Cream Ale, Chilled, 5g, American Ale - 1.012
This one is shooting cloudy pink crap out of the airlock and smells, tastes, looks HORRIBLE.. Nothing at all like the other 5 gallons out of the same batch.. This is the first beer out of about 15 batches that I am thinking about tossing.. The first I've chilled with a borrowed chiller that must not have been sanitized properly ?? No telling but this one is going out ..


The Questions
Should I pitch more yeast onto the FFIPA, in an attempt to get it to "go faster" ? (It's been 10 days and I'm dying to use my new stirplate, and I have more American Ale yeast.)

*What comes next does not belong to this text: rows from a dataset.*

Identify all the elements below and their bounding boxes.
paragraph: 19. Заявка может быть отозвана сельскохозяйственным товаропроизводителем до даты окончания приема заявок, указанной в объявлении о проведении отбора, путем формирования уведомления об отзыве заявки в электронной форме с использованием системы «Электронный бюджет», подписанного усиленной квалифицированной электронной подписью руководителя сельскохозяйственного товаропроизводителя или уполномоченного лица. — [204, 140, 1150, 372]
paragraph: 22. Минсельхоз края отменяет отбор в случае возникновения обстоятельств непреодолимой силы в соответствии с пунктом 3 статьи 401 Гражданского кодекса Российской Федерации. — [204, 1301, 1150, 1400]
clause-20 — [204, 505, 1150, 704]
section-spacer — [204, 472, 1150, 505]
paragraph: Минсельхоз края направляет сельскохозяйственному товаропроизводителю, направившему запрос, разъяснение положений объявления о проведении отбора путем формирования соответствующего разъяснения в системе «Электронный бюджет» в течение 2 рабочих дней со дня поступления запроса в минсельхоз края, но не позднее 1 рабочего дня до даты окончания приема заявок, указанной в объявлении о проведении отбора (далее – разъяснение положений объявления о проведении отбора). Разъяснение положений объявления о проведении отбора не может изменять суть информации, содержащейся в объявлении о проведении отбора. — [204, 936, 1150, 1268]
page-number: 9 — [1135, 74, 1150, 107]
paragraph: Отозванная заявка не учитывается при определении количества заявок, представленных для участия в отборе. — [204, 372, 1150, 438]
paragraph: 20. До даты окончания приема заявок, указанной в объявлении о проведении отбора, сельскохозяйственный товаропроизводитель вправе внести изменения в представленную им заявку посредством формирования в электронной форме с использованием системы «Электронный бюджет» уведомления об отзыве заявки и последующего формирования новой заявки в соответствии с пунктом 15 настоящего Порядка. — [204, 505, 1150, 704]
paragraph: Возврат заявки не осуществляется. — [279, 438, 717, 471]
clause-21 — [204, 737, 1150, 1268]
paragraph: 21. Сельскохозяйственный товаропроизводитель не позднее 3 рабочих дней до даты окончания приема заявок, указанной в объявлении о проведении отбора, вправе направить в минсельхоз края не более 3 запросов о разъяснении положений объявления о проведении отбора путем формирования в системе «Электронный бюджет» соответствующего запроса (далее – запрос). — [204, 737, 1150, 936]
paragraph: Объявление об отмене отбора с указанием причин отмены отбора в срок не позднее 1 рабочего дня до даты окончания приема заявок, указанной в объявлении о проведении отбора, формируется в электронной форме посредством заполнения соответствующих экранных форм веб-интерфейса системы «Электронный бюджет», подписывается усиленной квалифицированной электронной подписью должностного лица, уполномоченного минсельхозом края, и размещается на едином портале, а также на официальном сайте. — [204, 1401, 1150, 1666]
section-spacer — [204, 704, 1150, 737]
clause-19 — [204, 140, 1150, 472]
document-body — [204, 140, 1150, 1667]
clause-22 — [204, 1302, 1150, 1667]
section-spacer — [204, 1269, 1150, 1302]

Is there any hope for a split 10g batch where one half is drinkable and the other smells and tastes like the devil's taint.. I mean this is bad.. pink "yeast" shooting out of the airlock.. this is a dumper.. no question here..
 
The cream of 3 crops was US05 that I'd washed and built up a starter with.. although thinking back, more of the "good stuff" might have gotten into the no chill one..
All the others were Wyeast 1056 American Ale
 
So all three batches used yeast from the same starter? If that's the case, how did you divide the yeast that went into each batch?
 
barrooze said:
So all three batches used yeast from the same starter? If that's the case, how did you divide the yeast that went into each batch?

Ummm willy nilly and hope for the best.... It's becoming apparent that I'm an ass and I'll dump it :)

I went ahead and poured a dry us05 pack onto the FFIPA :)
 
Also try to warm that batch up a little. The fact you may have really underpitched your yeast at temps that are fairly low could definitely get a slow start and cause under attenuation. Make sure you rehydrate the us-05 you add back in. Also, since you had three batches in the fridge at once, the ffipa may have been in front of the cool air outlet, causing the temp of that batch much cooler than then rest. Have you done three at once in your fridge before?
 
No... That's a great point, never thought about temp fluctuations in the fridge ... Thanks!